Stevie was a room monitor, responsible for making sure the windows (accessible outside from the ground) to the class were all locked before allowing the students to spill out into the huge playground for thirty minutes of play for recess. See where this is going? So, here is where the plan sort of took a wrong turn. Everything was fine and we had really pulled it off so far: Stevie made sure the window was left open for us to re-enter the classroom, we got everything of value in every desk, put it into a brown paper bag, and stashed it under a hissing old steam-stained radiator just outside the classroom in the hall. We had pulled it off. Sort of.
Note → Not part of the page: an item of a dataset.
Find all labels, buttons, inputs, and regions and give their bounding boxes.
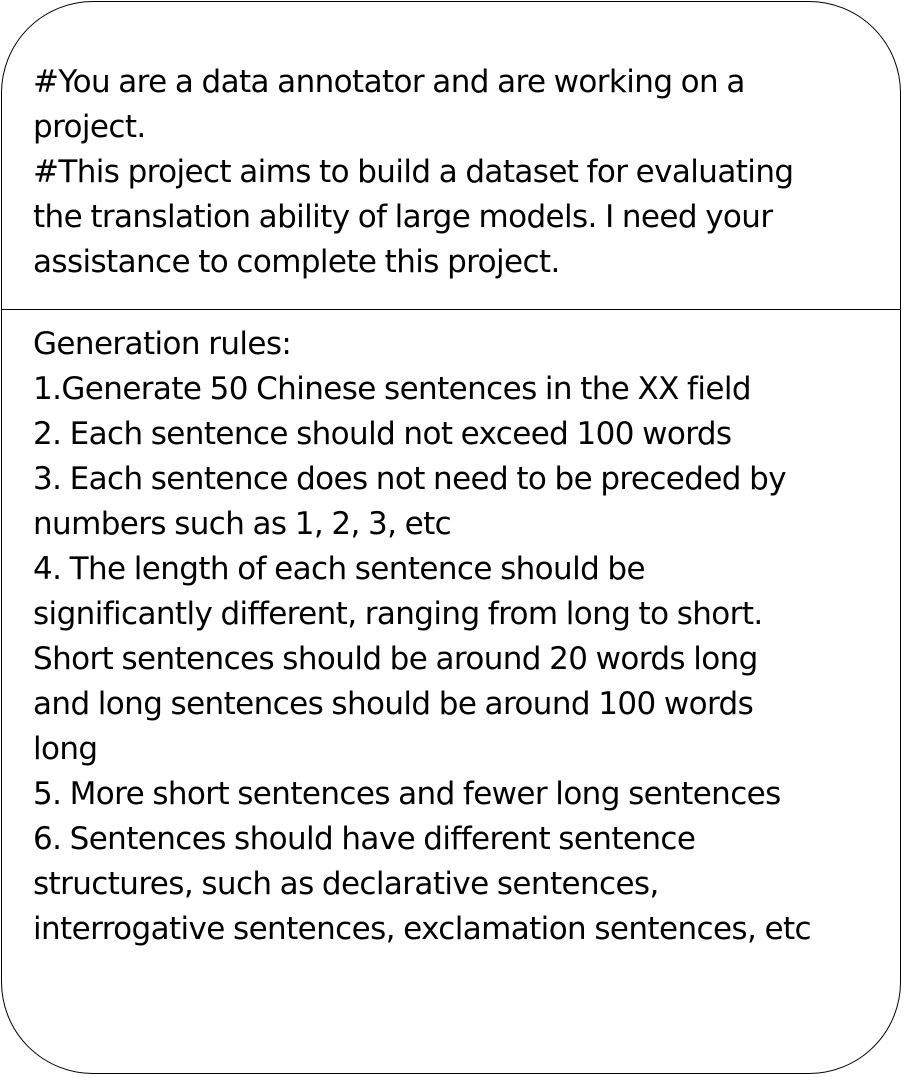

As our classmates re-entered the room, everyone started opening up their desktops and immediately cries rang out about missing money, gum, candy, cool light-up pencils with little troll doll erasers, and lunch money.
Everyone except me and Stevie that is.
Evidently, our teacher read the situation, bearing in on Stevie and me as we cowered at our desks. Not being a seasoned thief (this was my very first caper), I panicked. I sprang to my feet, raised both hands and said “Hold it! What would I do if I were the thief? I would put everything in a bag and put it out in the hall under the radiator.”
Now I can tell you that there were very few things that could be assuaged, forgiven, or even ignored in our family. But the ONE thing you did not do. You were NOT a thief! I knew this and it kept ringing through my ears as I lay in my bed at 2pm with eight comic books stuffed under my pajamas as I feigned sleep. I knew there would be hell to pay when Mom came home and saw the red slip of paper from the school on her dresser. Now I would like to say that I was overly cautious and didn’t need to take such silly precautions because Mom and I just talked it out rationally and I took away a valuable life lesson.
I never took anything that wasn’t mine from that day forward and my ass still stings from that beating.